What has been revealed? What is my epiphany that is worth sharing, worth bending low on my aching knees to offer to my faith?
Janus-like, I glare backward and know I could’ve done better in 2014. Did I grow in wisdom? Sure. But I’ve also been Herod-like in my tiny fiefdom, guarding my pindling power and keeping my agendas hidden.
So, Janus-like and magi-inspired, what about the future? What gift is worthy enough to put before Jesus, the child of the terrible twos? The squirming youngster may not know gold’s value, but it glitters. A two-year-old may not care about resin used for rituals, but at least frankincense tickles the nose.
Though I’ve had no dream—nor nightmare—to guide my selection, I stick with what these current words represent and reveal.
I will keep writing*.
Which is easy to offer. I enjoy writing.
Which is not easy to offer, because for decades, I’ve longed to be published by a traditional press and for strangers—aka, readers who bought the book with their hard-earned dollars—say of a novel I’ve written, “Good read!”
But it hasn’t happened. Likely won’t happen. Give up, then?

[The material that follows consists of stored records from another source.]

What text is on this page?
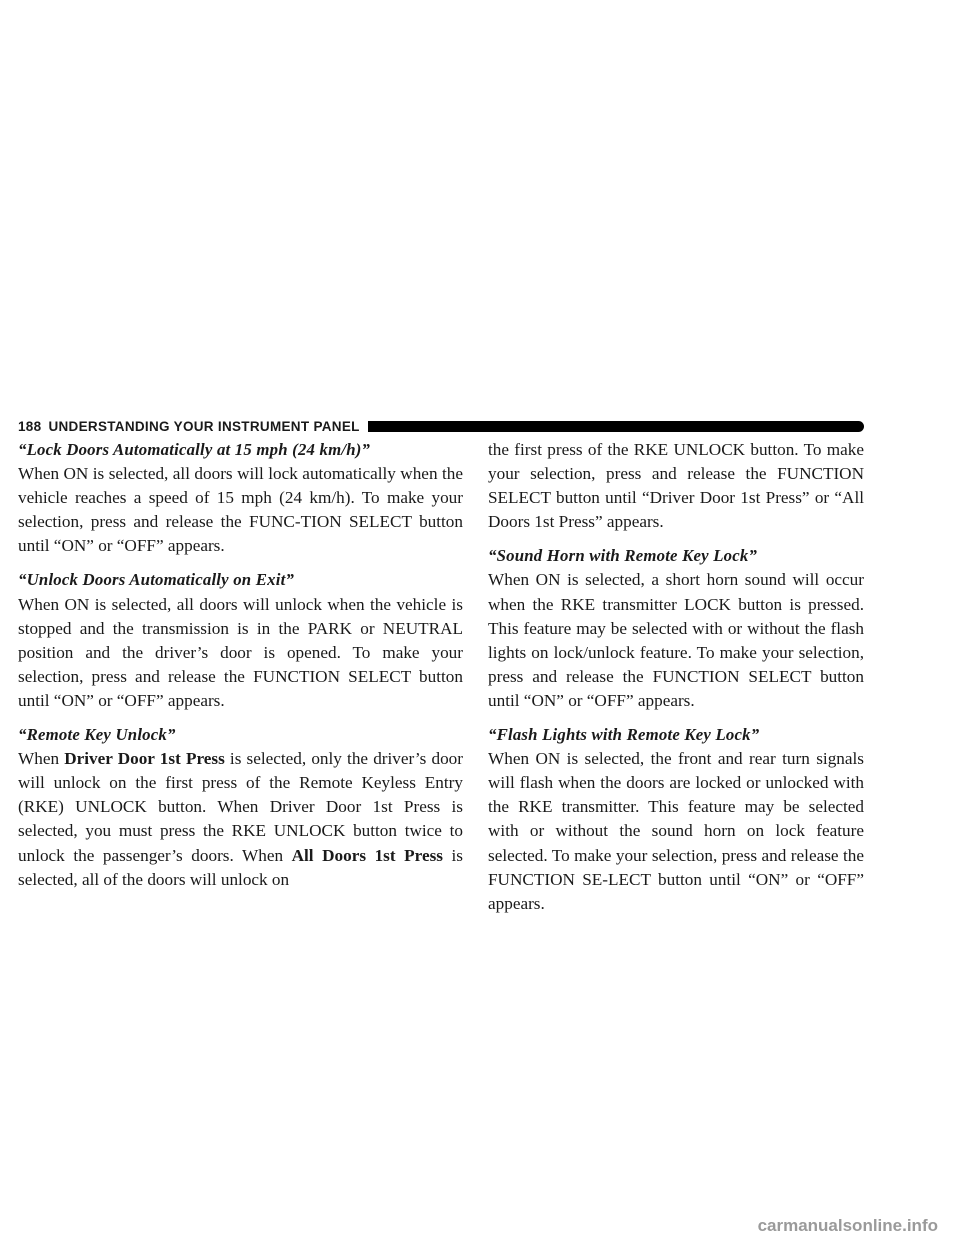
188 UNDERSTANDING YOUR INSTRUMENT PANEL

“Lock Doors Automatically at 15 mph (24 km/h)”

When ON is selected, all doors will lock automatically when the vehicle reaches a speed of 15 mph (24 km/h). To make your selection, press and release the FUNC-TION SELECT button until “ON” or “OFF” appears.

“Unlock Doors Automatically on Exit”

When ON is selected, all doors will unlock when the vehicle is stopped and the transmission is in the PARK or NEUTRAL position and the driver’s door is opened. To make your selection, press and release the FUNCTION SELECT button until “ON” or “OFF” appears.

“Remote Key Unlock”

When Driver Door 1st Press is selected, only the driver’s door will unlock on the first press of the Remote Keyless Entry (RKE) UNLOCK button. When Driver Door 1st Press is selected, you must press the RKE UNLOCK button twice to unlock the passenger’s doors. When All Doors 1st Press is selected, all of the doors will unlock on

the first press of the RKE UNLOCK button. To make your selection, press and release the FUNCTION SELECT button until “Driver Door 1st Press” or “All Doors 1st Press” appears.

“Sound Horn with Remote Key Lock”

When ON is selected, a short horn sound will occur when the RKE transmitter LOCK button is pressed. This feature may be selected with or without the flash lights on lock/unlock feature. To make your selection, press and release the FUNCTION SELECT button until “ON” or “OFF” appears.

“Flash Lights with Remote Key Lock”

When ON is selected, the front and rear turn signals will flash when the doors are locked or unlocked with the RKE transmitter. This feature may be selected with or without the sound horn on lock feature selected. To make your selection, press and release the FUNCTION SE-LECT button until “ON” or “OFF” appears.

carmanualsonline.info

Not yet. Not yet. Not yet.
Epiphany is worth celebrating because it dares us to give our best gifts for the foolish cause of Jesus’ love. I claim (even with doubt in my voice) that writing is my gift. What is yours? No, really, what is the gift that only you can bring? That only you, who also have tremors of doubt in your voice, can reveal to encourage not only Christ-like neighborly love, but also a love for the enemy, the stranger, and (sometimes hardest of all) a love for that member of your family, or that colleague in the office, who always irritates you? Come on, gift giver, prepare the gift only you can bring . . .
Herod, you see, is manifest in many forms. Herod rules the Realm of Regret. Herod’s minions are cynicism, pessimism, and self-criticism. Herod schemes to destroy all dreams.
But I am magi. You are magi. If, in the Jesus of the terrible twos, a new form of ruler is being revealed, then our best gifts continue to be worth giving.
*How presumptuous to claim, “Writing is my gift.” And yet, regardless of my success, crafting words into sentences into a coherent whole remains a thrill. It is the star I follow. Often enough, writing feels like I glimpse a hint of a hint of a hint of the Holy. On the best days I believe God to be more verb than noun, more future tense than past tense. I would wish for everyone, however they spend their precious time, to be thrilled with what they do. All gifts considered, being thrilled (and sometimes unsettled) about your calling is when you live and give and receive in the present moment!